By Siti Noor Afera Abu

KUALA LUMPUR, Sept 4 (Bernama) -- Crude palm oil (CPO) futures on Bursa Malaysia Derivatives closed higher on Thursday, supported by bargain buying and strength in global vegetable oil markets, said Mumbai-based Sunvin Group commodity research head Anilkumar Bagani.

He noted, however, that gains were capped by the absence of destination buying, ample stocks in key market India, and uncertainty over the US-China trade outlook.

“Additionally, expectations of higher Malaysian palm oil end-stocks alongside rising production have limited the upside,” he told Bernama.

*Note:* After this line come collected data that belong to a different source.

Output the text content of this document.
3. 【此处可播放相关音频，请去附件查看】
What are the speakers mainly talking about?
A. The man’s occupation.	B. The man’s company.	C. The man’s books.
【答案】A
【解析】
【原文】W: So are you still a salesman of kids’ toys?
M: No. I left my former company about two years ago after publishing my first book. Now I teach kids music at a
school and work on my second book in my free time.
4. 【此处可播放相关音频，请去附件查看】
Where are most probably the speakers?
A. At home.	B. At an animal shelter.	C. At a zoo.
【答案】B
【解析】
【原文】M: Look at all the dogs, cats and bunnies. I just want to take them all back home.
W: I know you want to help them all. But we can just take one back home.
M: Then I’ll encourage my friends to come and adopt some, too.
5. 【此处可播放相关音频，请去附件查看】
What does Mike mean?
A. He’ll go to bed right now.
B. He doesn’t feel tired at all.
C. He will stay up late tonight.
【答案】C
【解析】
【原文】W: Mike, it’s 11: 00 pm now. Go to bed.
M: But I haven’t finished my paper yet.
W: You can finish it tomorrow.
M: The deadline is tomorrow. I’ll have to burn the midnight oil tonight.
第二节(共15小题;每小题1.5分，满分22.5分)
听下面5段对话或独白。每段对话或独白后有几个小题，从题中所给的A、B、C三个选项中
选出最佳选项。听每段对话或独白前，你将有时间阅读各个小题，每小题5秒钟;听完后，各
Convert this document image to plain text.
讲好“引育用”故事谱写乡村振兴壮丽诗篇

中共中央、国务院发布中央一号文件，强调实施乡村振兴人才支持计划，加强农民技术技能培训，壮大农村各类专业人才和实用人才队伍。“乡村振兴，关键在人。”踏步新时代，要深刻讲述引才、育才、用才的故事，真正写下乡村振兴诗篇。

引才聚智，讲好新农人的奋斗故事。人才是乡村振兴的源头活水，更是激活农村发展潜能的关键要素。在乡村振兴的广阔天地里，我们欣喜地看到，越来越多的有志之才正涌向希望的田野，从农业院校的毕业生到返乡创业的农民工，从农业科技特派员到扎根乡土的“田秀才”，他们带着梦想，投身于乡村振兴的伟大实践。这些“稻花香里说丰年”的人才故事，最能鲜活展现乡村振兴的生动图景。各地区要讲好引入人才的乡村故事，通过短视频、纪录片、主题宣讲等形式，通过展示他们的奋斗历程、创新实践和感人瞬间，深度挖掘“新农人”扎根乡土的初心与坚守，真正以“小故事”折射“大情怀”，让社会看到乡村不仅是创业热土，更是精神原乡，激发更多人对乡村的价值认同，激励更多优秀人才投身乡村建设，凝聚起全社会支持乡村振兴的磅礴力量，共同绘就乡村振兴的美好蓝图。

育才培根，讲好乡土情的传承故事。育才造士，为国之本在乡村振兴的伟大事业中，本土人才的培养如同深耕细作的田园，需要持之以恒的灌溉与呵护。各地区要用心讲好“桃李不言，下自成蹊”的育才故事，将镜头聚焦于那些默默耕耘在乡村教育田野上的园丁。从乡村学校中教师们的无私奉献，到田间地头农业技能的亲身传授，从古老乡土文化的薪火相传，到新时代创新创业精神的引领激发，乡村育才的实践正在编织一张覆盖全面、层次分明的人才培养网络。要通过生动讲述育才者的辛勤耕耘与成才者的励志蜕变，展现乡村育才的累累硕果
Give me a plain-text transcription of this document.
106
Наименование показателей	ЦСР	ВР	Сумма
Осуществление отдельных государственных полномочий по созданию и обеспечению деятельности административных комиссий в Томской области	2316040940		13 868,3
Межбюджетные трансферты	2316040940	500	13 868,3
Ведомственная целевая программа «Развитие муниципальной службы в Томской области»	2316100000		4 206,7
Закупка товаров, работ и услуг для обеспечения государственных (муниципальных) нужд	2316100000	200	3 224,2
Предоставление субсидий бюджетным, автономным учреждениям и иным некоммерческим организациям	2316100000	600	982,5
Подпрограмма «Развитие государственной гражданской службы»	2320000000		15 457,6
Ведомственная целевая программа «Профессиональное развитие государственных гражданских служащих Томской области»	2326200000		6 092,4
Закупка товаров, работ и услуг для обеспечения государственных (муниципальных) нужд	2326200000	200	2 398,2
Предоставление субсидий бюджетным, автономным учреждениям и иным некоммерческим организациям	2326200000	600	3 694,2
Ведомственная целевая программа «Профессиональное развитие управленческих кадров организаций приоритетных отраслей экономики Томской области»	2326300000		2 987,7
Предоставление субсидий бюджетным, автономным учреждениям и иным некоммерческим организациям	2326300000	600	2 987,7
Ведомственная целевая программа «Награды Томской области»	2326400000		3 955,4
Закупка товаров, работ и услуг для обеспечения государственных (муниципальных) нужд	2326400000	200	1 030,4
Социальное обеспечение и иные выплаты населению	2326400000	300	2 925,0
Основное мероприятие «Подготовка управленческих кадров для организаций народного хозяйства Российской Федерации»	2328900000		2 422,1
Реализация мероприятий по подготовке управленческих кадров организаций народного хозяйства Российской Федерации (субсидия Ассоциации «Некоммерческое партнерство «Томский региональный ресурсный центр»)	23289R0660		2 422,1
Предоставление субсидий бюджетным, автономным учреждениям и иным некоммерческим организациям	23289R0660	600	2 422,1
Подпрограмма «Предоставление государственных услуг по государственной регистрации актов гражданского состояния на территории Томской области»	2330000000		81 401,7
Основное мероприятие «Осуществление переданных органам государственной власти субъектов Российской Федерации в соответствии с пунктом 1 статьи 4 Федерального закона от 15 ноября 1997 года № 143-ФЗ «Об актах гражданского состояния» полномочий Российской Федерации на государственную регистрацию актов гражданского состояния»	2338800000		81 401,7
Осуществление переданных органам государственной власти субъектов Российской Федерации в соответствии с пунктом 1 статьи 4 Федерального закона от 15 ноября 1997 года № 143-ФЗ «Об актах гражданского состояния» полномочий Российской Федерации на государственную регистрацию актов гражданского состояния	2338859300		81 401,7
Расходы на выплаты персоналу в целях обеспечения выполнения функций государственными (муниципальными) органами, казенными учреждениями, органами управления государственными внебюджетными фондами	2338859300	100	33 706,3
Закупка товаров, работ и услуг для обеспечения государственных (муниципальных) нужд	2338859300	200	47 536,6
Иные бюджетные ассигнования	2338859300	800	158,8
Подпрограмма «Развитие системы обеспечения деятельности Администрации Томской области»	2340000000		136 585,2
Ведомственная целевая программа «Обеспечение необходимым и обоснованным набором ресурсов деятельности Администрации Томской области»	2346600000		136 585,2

Meanwhile, palm oil trader David Ng said slower-than-expected production growth also supported prices.

“We see support at RM4,380 per tonne and resistance at RM4,530 per tonne,” he added.

At the close, the spot-month September 2025 contract rose RM9 to RM4,371 a tonne, October 2025 increased RM8 to RM4,412 a tonne and November 2025 contract improved RM6 to RM4,448 a tonne.

The December 2025 contract appreciated RM3 to RM4,475 a tonne, January 2026 and February 2026 went up RM5 to RM4,490 and RM4,482, respectively.

Volume rose to 73,897 lots from 67,415 on Wednesday while open interest was slightly lower at 252,812 contracts against 253,198 previously.

The physical CPO price for September South remained unchanged at RM4,400 per tonne.

The market will be closed on Friday, Sept 5 in conjunction with the Maulidur Rasul public holiday. Operations resume on Monday, Sept 8.